A Ukrainian group, Cyber Hunta, dumped emails and other documents it says came from the office of a trusted Putin aide.

Yet another Russian hack has led to the release of incriminating emails and other documents – but this time, an aide in President Vladmir Putin's office was the victim and the data dump came from a Ukrainian group called Cyber Hunta.

"This is a serious hack," NBC News cited Maks Czuperski, head of the Digital Forensic Research Lab of the Atlantic Council (DFRL), as saying.

Emails from the office of longtime Putin aide Vladislav Surkov, some of which were published by the DFRL, show a clear and active relationship between Russia and separatists in the Ukraine.

While NBC reported that Surkov doesn't use email, the DFRL said hackers apparently downloaded Outlook accounts of some of his assistants. The organization said it was confident that the missives are genuine.

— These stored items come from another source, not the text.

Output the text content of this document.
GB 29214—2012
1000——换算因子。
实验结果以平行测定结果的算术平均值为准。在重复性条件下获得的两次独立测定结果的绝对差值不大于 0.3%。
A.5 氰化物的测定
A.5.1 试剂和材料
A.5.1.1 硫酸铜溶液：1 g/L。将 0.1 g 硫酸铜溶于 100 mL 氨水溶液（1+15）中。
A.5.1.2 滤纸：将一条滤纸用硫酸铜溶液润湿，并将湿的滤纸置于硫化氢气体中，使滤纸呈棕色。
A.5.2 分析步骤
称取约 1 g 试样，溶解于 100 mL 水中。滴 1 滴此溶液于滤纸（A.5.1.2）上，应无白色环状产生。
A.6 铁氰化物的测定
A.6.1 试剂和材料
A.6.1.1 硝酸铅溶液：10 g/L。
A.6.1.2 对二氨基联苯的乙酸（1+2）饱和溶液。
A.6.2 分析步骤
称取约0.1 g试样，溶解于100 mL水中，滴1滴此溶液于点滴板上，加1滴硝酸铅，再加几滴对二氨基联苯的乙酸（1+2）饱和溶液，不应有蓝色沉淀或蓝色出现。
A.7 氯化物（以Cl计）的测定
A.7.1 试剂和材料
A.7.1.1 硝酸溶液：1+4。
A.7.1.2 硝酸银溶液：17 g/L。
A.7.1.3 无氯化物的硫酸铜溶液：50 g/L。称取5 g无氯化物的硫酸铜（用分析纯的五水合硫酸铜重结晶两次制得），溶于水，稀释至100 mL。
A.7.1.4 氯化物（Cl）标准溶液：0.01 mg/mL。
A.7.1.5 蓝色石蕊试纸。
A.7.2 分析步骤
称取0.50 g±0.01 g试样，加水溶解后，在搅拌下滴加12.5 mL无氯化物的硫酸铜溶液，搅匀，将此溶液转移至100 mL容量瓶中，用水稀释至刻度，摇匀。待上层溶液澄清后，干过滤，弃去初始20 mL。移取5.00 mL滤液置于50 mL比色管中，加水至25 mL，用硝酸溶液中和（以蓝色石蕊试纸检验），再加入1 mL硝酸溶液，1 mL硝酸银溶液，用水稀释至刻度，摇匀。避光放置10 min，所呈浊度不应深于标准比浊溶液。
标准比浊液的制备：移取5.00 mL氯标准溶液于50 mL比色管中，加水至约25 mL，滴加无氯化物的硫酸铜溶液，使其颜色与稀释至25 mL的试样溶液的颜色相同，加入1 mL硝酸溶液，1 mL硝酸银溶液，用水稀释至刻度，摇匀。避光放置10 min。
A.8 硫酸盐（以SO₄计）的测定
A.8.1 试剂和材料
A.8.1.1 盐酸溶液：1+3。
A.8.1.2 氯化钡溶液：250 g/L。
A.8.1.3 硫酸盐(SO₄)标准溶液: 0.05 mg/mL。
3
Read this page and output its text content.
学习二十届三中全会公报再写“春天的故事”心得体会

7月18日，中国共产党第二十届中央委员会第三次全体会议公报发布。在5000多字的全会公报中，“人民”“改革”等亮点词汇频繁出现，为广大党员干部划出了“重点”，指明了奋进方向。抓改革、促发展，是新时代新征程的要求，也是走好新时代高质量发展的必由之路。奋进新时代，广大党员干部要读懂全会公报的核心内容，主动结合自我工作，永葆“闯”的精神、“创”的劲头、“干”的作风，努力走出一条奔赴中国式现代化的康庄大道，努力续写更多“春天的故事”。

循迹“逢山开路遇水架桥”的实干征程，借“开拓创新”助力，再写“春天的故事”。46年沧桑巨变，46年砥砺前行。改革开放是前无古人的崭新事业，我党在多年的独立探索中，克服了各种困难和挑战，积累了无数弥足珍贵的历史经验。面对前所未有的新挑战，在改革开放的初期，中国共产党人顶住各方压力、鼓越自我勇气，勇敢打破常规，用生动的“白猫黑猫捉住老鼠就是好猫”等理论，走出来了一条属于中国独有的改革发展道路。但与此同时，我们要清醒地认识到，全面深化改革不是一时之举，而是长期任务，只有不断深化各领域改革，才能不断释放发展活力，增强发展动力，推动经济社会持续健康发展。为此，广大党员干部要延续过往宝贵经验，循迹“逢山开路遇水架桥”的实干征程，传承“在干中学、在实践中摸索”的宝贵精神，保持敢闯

“Every message in the .PST database released by “Cyber Hunta” — 2,337 in total — contains the same type of header information,” DFRL wrote, noting “we can verify nearly every bit of information in Surkov's inbox.”

The hack comes after a series of intrusions into organizations and the emails of people associated with the Democratic party that have prompted lawmakers and even the White House to rebuke Russia for trying to interfere in the U.S. presidential election. Russia has denied the claims.